You knew, for example, that polar bears enjoyed surfing the ice packs as the Arctic spring and summer sun melted the once solid ice cap that covers the northern most portion of our planet.
You were reassured each year that the broken up ice pack reassembled because, of course, Santa and his reindeers always successfully completed their legendary annual world journey, including a successful North Pole take off and landing.
Ice is still the predominant characteristic of arctic ecology today. However, the text accompanying the Arctic ice story has changed considerably over the past five decades.
A changing climate now means that it is possible that the Arctic Ocean will be ice free by the year 2013. According to the The National Snow and Ice Data Center, the primary scientific body examining the issue, "it could be as early as 2013 or as late as 2100".

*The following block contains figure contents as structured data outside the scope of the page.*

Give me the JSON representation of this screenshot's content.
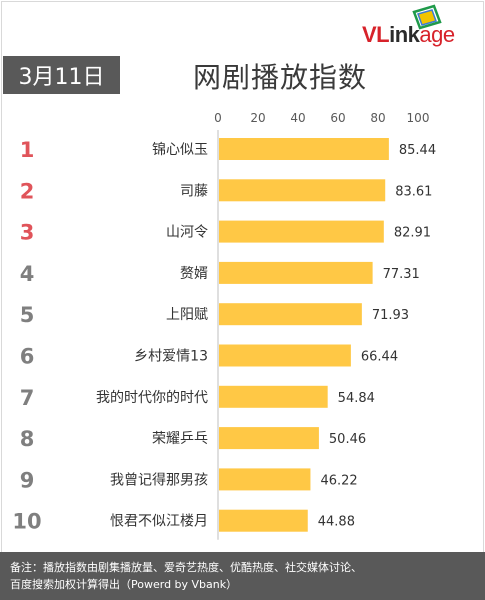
{
  "header": {
    "date": "3月11日",
    "title": "网剧播放指数",
    "logo": {
      "prefix": "VL",
      "middle": "ink",
      "suffix": "age"
    }
  },
  "colors": {
    "bar": "#FFC845",
    "rank_top": "#E0545A",
    "rank_other": "#7F7F7F",
    "badge": "#595959"
  },
  "chart_data": {
    "type": "bar",
    "orientation": "horizontal",
    "title": "网剧播放指数",
    "categories": [
      "锦心似玉",
      "司藤",
      "山河令",
      "赘婿",
      "上阳赋",
      "乡村爱情13",
      "我的时代你的时代",
      "荣耀乒乓",
      "我曾记得那男孩",
      "恨君不似江楼月"
    ],
    "ranks": [
      "1",
      "2",
      "3",
      "4",
      "5",
      "6",
      "7",
      "8",
      "9",
      "10"
    ],
    "values": [
      85.44,
      83.61,
      82.91,
      77.31,
      71.93,
      66.44,
      54.84,
      50.46,
      46.22,
      44.88
    ],
    "xlim": [
      0,
      100
    ],
    "xticks": [
      0,
      20,
      40,
      60,
      80,
      100
    ],
    "axis_position": "top",
    "grid": false,
    "legend": "none"
  },
  "footer": {
    "line1": "备注：播放指数由剧集播放量、爱奇艺热度、优酷热度、社交媒体讨论、",
    "line2": "百度搜索加权计算得出（Powerd by Vbank）"
  }
}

The thinning of Arctic Sea Ice is generally attributed to a changing climate. The General Circulation Models (GCMs) used to model climate change have consistently suggested that the greatest impact of climate change will be felt in the polar regions. To date, the changing Arctic ecology fails to falsify the results of the scientific models.
While increasing temperatures in the Arctic region account for some of the ice thinning, the melting is more fully explained by a double causative model that includes increased air temperatures and a changing ocean ecosystem.
Maps provided by the Arctic Climatology Project, a cooperative United States-Russian program, were among the first to illustrate an overall thinning pattern for the polar ice cap.
One set of maps which contrasts ice thickness at a 75 meter depth in the 1950s and in the 1980s shows ice pack density decreases in the potentially most dense ice packs off the coast of Norway and Russia. They also show overall density thinning throughout the entire Arctic Ocean.
Debate exists over the actual amount of sea-ice thinning, however, one scientific estimate, published in the journal, Geophysical Research Letters records an average 1.3 meter (~4 feet) thinning.
Why the thinning? Most scientists attribute the thinning to a weakening of the halocline layer of the Arctic Ocean, which basically is the bottom portion of the top layer of the three layers of water constituting the Arctic Ocean. The halocline layer, defined by its strong salinity, traditionally functioned as a road block, stopping the warmer Atlantic Ocean water (the Atlantic layer= 2nd level of Arctic Ocean) from mixing with and melting the top layer, the ice.